Seventh, Moriarty discussed openly on the campaign trail her admiration for the work of leading restorative justice advocate Danielle Sered and talked about the need for a pretrial diversion program for violent offenses here in Minnesota. This would confront the reality that, to end mass incarceration, we must address how we deal with violent crime, a primary driver of our prison population. The solution of incapacitating people who have done harm by placing them in a cage is not solving the U.S. addiction to violence. Programs that allow for accountability and repair for serious forms of harm without prison sentences must be a tool available to our system, and can lead to decarceration in ways that focusing solely on low-level offenses cannot.
Eighth, Moriarty will reform the office’s approach to cash bail. Moriarty has long sought to reduce pretrial incarceration of people due solely to their poverty and sees the constitutional problems with a system in which the quality of justice someone receives depends on whether their loved ones can scratch together funds to ransom them from jail ahead of trial. Moriarty has the power to instruct her trial attorneys to seek summons for defendants rather than warrants so that they do not enter the jail at all. If in extreme circumstances a summons would not suffice and they believe a warrant must be taken, her attorneys should advocate for no cash bail to be set.

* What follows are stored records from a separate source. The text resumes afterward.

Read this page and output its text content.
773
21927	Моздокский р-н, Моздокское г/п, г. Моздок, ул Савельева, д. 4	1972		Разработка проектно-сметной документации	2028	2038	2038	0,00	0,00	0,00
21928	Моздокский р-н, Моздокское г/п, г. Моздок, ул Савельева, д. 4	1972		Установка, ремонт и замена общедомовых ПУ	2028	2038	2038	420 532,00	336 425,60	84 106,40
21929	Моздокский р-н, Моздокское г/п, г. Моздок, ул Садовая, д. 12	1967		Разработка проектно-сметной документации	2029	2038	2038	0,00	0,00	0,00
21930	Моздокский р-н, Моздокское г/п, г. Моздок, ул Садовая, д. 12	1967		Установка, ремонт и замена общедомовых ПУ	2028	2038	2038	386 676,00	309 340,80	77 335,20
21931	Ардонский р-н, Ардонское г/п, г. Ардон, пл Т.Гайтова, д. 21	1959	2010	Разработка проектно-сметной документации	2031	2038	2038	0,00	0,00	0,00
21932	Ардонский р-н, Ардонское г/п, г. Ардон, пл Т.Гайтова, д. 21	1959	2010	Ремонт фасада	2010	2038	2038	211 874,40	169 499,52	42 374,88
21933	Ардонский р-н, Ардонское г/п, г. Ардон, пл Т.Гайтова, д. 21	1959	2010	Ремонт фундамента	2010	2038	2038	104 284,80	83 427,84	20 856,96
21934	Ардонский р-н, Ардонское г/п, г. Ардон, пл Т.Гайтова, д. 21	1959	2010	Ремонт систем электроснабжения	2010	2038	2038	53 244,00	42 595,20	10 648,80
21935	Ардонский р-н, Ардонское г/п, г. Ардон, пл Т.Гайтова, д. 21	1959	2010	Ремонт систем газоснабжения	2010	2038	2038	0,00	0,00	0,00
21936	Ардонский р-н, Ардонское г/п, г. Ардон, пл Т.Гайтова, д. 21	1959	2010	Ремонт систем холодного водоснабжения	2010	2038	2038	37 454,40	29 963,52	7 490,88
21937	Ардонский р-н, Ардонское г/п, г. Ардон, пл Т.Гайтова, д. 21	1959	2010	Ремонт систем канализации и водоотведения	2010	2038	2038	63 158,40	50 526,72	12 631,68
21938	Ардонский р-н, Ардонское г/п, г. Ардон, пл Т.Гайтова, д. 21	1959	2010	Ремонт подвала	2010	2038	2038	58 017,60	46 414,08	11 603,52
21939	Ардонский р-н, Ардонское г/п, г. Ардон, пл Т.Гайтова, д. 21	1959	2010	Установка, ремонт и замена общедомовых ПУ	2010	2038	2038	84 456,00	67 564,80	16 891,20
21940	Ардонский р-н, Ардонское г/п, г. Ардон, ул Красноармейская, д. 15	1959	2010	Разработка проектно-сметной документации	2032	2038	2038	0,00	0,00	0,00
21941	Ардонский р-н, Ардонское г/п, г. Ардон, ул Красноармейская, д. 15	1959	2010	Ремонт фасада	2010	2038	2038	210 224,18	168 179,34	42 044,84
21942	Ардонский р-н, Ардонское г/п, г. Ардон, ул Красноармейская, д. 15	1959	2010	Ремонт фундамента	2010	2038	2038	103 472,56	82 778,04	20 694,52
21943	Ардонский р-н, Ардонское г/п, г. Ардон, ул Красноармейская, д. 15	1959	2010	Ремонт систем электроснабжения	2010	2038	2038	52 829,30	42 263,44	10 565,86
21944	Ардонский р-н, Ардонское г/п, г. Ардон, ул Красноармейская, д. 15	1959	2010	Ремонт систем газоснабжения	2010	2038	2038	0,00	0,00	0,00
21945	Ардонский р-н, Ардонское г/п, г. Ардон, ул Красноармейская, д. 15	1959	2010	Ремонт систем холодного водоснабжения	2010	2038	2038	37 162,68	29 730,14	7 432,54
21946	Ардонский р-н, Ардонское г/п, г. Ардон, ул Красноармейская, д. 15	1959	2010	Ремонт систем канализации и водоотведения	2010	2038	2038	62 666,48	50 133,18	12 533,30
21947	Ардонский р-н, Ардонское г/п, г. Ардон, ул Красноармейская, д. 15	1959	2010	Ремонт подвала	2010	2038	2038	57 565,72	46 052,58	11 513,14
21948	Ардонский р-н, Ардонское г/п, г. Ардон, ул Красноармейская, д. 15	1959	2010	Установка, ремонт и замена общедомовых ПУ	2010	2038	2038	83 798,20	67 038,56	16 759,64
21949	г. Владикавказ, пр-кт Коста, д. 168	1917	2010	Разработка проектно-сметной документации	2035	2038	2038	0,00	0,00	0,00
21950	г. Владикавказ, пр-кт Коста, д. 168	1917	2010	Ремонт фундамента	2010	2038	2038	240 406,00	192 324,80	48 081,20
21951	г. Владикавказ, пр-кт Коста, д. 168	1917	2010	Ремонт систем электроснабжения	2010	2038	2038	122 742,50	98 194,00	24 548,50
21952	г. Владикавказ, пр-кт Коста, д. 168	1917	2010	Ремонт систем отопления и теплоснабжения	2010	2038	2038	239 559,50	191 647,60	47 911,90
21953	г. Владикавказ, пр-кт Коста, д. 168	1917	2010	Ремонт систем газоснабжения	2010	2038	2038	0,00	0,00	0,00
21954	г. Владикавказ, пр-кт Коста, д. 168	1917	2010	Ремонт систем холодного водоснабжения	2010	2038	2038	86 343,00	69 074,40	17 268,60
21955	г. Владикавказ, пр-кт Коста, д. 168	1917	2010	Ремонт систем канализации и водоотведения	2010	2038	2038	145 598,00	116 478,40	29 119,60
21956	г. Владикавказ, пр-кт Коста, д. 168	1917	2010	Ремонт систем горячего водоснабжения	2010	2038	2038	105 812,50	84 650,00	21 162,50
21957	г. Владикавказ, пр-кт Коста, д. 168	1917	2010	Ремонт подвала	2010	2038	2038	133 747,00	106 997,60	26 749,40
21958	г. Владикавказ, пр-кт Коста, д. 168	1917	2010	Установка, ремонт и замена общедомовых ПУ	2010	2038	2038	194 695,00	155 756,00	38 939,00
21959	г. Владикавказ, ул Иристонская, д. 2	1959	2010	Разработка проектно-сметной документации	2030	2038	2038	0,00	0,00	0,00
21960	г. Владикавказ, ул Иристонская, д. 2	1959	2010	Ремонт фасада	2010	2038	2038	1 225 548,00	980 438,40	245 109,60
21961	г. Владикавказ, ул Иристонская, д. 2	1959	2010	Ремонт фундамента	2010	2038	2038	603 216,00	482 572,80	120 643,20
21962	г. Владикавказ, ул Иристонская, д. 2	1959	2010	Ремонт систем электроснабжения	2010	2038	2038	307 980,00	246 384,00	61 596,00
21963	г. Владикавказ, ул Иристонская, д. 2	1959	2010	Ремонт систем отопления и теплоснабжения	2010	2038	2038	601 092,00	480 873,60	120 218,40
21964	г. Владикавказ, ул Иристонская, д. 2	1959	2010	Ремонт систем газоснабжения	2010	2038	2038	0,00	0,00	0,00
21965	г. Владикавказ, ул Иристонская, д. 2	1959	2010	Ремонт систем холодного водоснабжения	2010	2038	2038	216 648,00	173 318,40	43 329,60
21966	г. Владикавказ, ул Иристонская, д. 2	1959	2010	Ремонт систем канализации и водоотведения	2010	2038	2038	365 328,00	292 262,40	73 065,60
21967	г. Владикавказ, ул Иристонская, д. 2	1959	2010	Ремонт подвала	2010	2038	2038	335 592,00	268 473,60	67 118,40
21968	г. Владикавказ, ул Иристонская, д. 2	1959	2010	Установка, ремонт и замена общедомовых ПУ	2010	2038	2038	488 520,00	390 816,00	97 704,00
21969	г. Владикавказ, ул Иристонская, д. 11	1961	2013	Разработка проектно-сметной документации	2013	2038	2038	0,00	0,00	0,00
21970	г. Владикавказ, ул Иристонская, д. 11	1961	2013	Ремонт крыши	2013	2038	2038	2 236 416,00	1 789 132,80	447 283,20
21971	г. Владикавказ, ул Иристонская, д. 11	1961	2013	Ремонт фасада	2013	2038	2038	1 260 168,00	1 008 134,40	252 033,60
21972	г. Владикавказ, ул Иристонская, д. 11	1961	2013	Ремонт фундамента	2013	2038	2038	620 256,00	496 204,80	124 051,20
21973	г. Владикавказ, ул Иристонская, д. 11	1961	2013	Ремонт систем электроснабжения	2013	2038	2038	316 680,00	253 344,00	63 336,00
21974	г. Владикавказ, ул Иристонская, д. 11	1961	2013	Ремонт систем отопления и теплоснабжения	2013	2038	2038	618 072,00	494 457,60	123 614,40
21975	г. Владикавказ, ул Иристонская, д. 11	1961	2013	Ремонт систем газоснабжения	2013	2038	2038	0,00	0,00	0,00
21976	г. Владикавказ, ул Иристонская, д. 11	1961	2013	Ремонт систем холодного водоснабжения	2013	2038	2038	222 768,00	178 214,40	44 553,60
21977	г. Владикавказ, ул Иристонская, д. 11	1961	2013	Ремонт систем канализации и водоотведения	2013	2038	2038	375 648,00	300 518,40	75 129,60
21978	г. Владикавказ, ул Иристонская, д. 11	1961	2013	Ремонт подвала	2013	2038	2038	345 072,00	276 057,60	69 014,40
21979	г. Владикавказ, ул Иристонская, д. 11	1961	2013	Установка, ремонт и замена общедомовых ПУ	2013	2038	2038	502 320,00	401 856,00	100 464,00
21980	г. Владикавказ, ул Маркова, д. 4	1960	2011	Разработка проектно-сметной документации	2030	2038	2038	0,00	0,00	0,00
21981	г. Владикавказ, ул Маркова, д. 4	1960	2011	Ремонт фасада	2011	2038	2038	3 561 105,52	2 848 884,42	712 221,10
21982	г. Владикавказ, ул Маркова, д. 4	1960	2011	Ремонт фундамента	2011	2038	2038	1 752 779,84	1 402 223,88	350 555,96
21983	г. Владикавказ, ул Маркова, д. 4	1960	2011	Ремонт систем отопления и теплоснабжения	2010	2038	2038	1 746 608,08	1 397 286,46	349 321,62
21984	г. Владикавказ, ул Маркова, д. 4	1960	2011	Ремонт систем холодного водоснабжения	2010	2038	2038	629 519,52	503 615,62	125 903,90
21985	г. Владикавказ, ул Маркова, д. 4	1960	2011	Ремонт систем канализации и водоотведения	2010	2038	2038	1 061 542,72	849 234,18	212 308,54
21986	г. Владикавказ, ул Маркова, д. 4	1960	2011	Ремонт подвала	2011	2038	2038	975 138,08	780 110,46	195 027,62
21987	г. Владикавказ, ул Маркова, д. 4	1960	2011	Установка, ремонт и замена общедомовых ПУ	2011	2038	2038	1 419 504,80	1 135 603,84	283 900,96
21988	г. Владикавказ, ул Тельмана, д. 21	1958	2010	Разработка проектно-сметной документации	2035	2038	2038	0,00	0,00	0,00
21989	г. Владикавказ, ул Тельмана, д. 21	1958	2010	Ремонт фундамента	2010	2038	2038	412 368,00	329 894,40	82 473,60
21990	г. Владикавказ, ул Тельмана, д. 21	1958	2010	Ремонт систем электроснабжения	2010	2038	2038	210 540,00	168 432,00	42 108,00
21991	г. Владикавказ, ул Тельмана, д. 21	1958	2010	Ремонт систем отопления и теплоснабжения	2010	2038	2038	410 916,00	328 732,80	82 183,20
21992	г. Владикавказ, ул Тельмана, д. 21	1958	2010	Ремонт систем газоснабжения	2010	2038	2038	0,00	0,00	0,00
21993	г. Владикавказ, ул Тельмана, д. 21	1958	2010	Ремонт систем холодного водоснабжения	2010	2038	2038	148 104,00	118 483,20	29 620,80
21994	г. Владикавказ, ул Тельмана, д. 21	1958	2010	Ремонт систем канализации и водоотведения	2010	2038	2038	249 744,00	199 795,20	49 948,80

Studies show, and I know Moriarty knows, that the outcomes for individuals are far better in every sense when they have their freedom during the pendency of their case.
In a time when many in Minneapolis have been demanding transformational change, these shifts are opportunities to make a meaningful difference. I expect that these shifts will be opposed by some both inside of the Hennepin County Attorney’s Office and within pockets of the community—just like there has been pushback in other cities where reformers have been elected. But ultimately, Moriarty answers to the Minnesotans who put her into office. If she turns her campaign promises into reality, leading to a safer and more just Hennepin County, she will strengthen the case for more people like her running for office: people who have seen the power of redemption, who see the harm in a punitive approach, and who are investing in the long-term health and safety of everyone in the community. And hopefully, down the road, Moriarty may even commit to reducing her own office’s power—power that for too long has caused a lot of harm.